Of this relationship of performances it is certainly worth noting two. Isinbayeva, who was the world record, achieved on 16 July 2005; it was a bubbly time of the female pole. The previous record of the Russian was 4.93 achieved in Lausanne on the 5th day; and the Madrid performance lasted only six days, the 22 successively jumped 4.96 and 5.00 in London. And the other one that’s going to underline is Harris’ 47.56 on the 400-meter hurdles. Not so much because of the performance, but because the second-placed was Edwin Moses with 47.69. This was Moses’ first loss in the 400-meter hurdles after nine years, nine months and nine days, with 122 consecutive victories.
Moses Haris (1987)
400 m v
Needless to say, Vallehermoso has broken an infinity of Spanish records. Many of them have been gathered in the previous lines, when talking about great competitions. But others were achieved in local or lower-level events. None of them are in force. Let us quote the last two, achieved in 1990. On June 24, at a FAM checkpoint, Conchi Paredes, which unfortunately just passed away, beat the triple jump with 13.15. And on July 6, at the Spanish Cadet Championship, Usué Zatika improved the 300-meter electric absolute performance, with 39.07. The last men’s record had been the previous year, when David Martínez released the album at 59.98 on June 9, 1989, at the International Community Meeting of Madrid, even if the performance paled next to the 65 meters of the winner, the Cuban Delis. Let us hope that soon theVallehermoso Stadium returns to the Spanish records book, with new succcesses from our athletes
As we have seen, the 2007 Meeting was held in Vallehermoso, in the year in which its ownership reverted to the City Council.

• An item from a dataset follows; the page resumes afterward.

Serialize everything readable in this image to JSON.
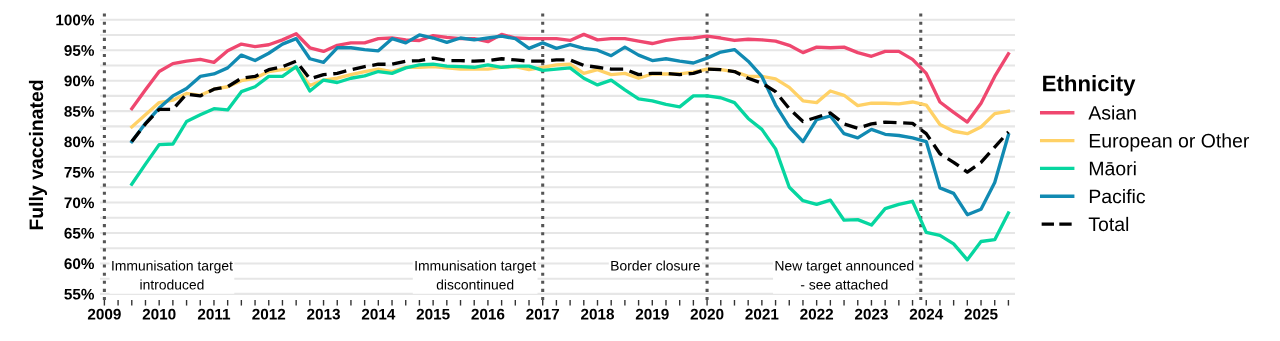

This was the closure of the facility, and from that moment on, came the void. As part of Madrid’s bid for the Olympic Games, it was (rightly) considered that the stadium had become obsolete. In March 2008 the City Council authorized the demolition, a preliminary step for the construction of a new facility. In particular, an athletics stadium was envisaged, with a stand for 10,000 spectators, and various auxiliary spaces for athletes, public and technical services. In addition, a covered sports hall, three auxiliary rooms (one for fencing), and a pool of 50 meters. The demolition was estimated at almost 5 and a half million euros, with an implementation period of six months. A competition was then called for the construction project, in which the Cano Lasso Studio was awarded the winner. The new Stadium was expected to see the light by the end of 2010. But the farewell to Olympic hopes, and the economic crisis that began in 2008 paralyzed everything. It was not until April 2018 that everything was restarted, piloted by the same competition award.
Thus, on August 25, 2019, “athletics comes back home”, with the celebration of the Meeting Madrid 2019 at the revived Vallehermoso Arena. Let the history of the remodeled stadium be as windy as it was that which began back in 1961.